If a ML pipeline is idempotent, you can re-run it in the case of failure without having to worry about side-effects - you will always get the same output.
An inference pipeline takes features and a model as input and produces prediction(s) as output. The predictions are either returned to the client (online inference) or stored in some stable storage (batch inference).
An idempotent batch inference pipeline should read the same input features from the feature store and produce the same output. For example,a non-idempotent batch inference pipeline could take as a parameter for the date range of input features as “new features that arrived today”. An idempotent version of the same pipeline would require the pipeline executor to supply the date range as a parameter. This way, an orchestration engine, such as Airflow, can run the idempotent pipeline on a schedule (e.g., daily), and for each run, it provides the range of data to perform inference on (e.g., 24th April 2023).
Online inference pipelines are more difficult to design as idempotent if they retrieve precomputed features from the feature store, as the precomputed features can change between different online inference requests.
A training pipeline that takes a training dataset as input and produces a model as output can be considered as idempotent. However, unless extreme care is taken to ensure that the model training was deterministic (use the same seeds when using random number generation), the resultant models may be different. For many ML algorithms, it is practically impossible to reproduce an exact copy of a model due to randomness in the algorithms (e.g., DL algorithms) and non-determinism in the hardware (e.g., GPUs).

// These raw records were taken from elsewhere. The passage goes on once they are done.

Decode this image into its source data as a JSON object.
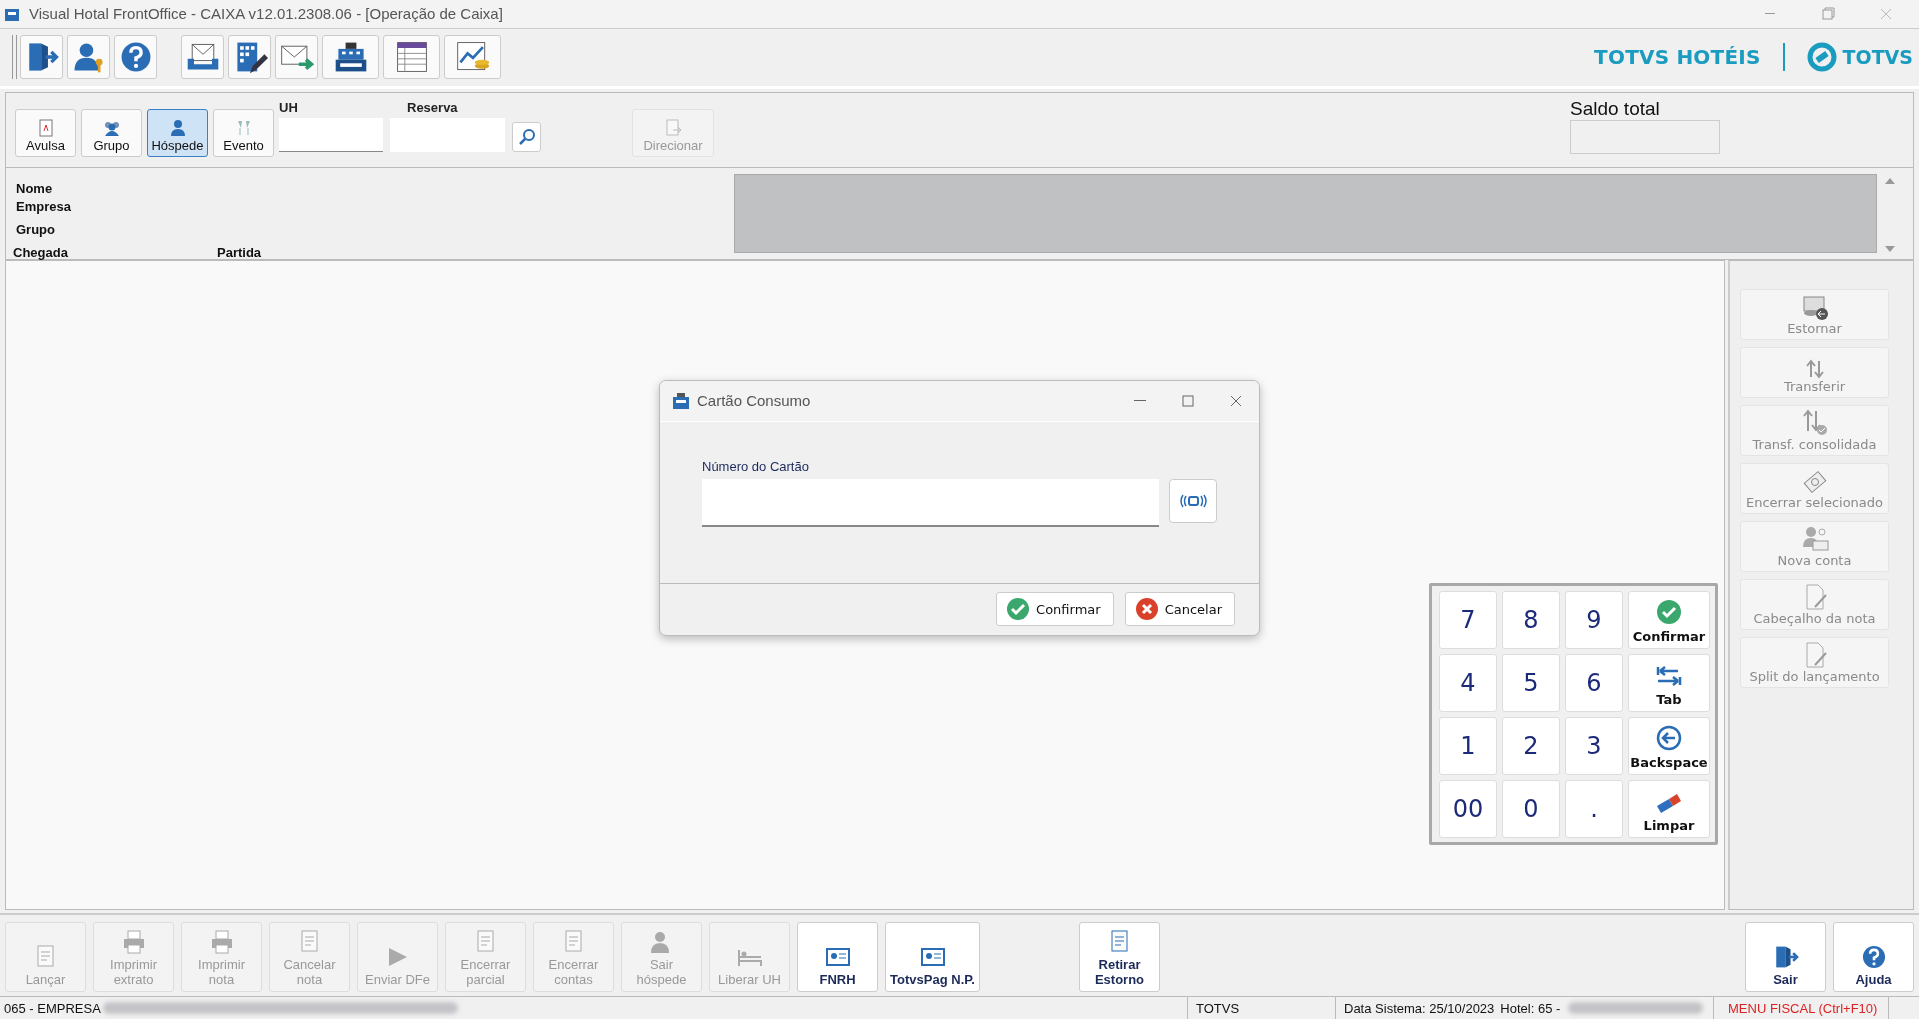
{
  "window": {
    "title": "Visual Hotal FrontOffice - CAIXA v12.01.2308.06 - [Operação de Caixa]"
  },
  "branding": {
    "product": "TOTVS HOTÉIS",
    "company": "TOTVS"
  },
  "account_type": {
    "buttons": [
      {
        "label": "Avulsa",
        "selected": false
      },
      {
        "label": "Grupo",
        "selected": false
      },
      {
        "label": "Hóspede",
        "selected": true
      },
      {
        "label": "Evento",
        "selected": false
      }
    ],
    "uh_label": "UH",
    "reserva_label": "Reserva",
    "direct_button": {
      "label": "Direcionar",
      "disabled": true
    },
    "balance_label": "Saldo total"
  },
  "guest_info": {
    "name_label": "Nome",
    "company_label": "Empresa",
    "group_label": "Grupo",
    "arrival_label": "Chegada",
    "departure_label": "Partida"
  },
  "sidebar": {
    "buttons": [
      {
        "label": "Estornar",
        "disabled": true
      },
      {
        "label": "Transferir",
        "disabled": true
      },
      {
        "label": "Transf. consolidada",
        "disabled": true
      },
      {
        "label": "Encerrar selecionado",
        "disabled": true
      },
      {
        "label": "Nova conta",
        "disabled": true
      },
      {
        "label": "Cabeçalho da nota",
        "disabled": true
      },
      {
        "label": "Split do lançamento",
        "disabled": true
      }
    ]
  },
  "keypad": {
    "keys": [
      {
        "label": "7",
        "kind": "digit"
      },
      {
        "label": "8",
        "kind": "digit"
      },
      {
        "label": "9",
        "kind": "digit"
      },
      {
        "label": "Confirmar",
        "kind": "confirm"
      },
      {
        "label": "4",
        "kind": "digit"
      },
      {
        "label": "5",
        "kind": "digit"
      },
      {
        "label": "6",
        "kind": "digit"
      },
      {
        "label": "Tab",
        "kind": "tab"
      },
      {
        "label": "1",
        "kind": "digit"
      },
      {
        "label": "2",
        "kind": "digit"
      },
      {
        "label": "3",
        "kind": "digit"
      },
      {
        "label": "Backspace",
        "kind": "backspace"
      },
      {
        "label": "00",
        "kind": "digit"
      },
      {
        "label": "0",
        "kind": "digit"
      },
      {
        "label": ".",
        "kind": "digit"
      },
      {
        "label": "Limpar",
        "kind": "clear"
      }
    ]
  },
  "dialog": {
    "title": "Cartão Consumo",
    "field_label": "Número do Cartão",
    "buttons": [
      {
        "label": "Confirmar",
        "kind": "confirm"
      },
      {
        "label": "Cancelar",
        "kind": "cancel"
      }
    ]
  },
  "bottom_toolbar": {
    "buttons": [
      {
        "label": "Lançar",
        "disabled": true
      },
      {
        "label": "Imprimir\nextrato",
        "disabled": true
      },
      {
        "label": "Imprimir\nnota",
        "disabled": true
      },
      {
        "label": "Cancelar\nnota",
        "disabled": true
      },
      {
        "label": "Enviar DFe",
        "disabled": true
      },
      {
        "label": "Encerrar\nparcial",
        "disabled": true
      },
      {
        "label": "Encerrar\ncontas",
        "disabled": true
      },
      {
        "label": "Sair\nhóspede",
        "disabled": true
      },
      {
        "label": "Liberar UH",
        "disabled": true
      },
      {
        "label": "FNRH",
        "disabled": false
      },
      {
        "label": "TotvsPag N.P.",
        "disabled": false
      },
      {
        "label": "Retirar\nEstorno",
        "disabled": false
      }
    ],
    "right_buttons": [
      {
        "label": "Sair"
      },
      {
        "label": "Ajuda"
      }
    ]
  },
  "status_bar": {
    "company": "065 - EMPRESA",
    "system": "TOTVS",
    "date": "Data Sistema: 25/10/2023",
    "hotel": "Hotel: 65 -",
    "fiscal_menu": "MENU FISCAL (Ctrl+F10)"
  }
}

For a feature pipeline, an idempotent write to an offline feature store typically involves dropping the feature group and recreating it. This is often not desirable due to both the overhead involved and the loss of feature data history. For an online feature store that only stores the latest feature values, a feature pipeline (that correctly orders writes from clients) can safely make idempotent updates to feature values (as is done by Hopsworks, see figure below). To enable reliable incremental updates of offline feature stores, they typically support ACID operations that ensure data integrity and enable operation retries when failures occur.
In the image above, we can see how Hopsworks receives writes through Kafka that can introduce duplicates, but consistent offline/online features are enabled through idempotent updates to the online feature store and ACID updates that discard duplicates (through Apache Hudi support) to the offline store.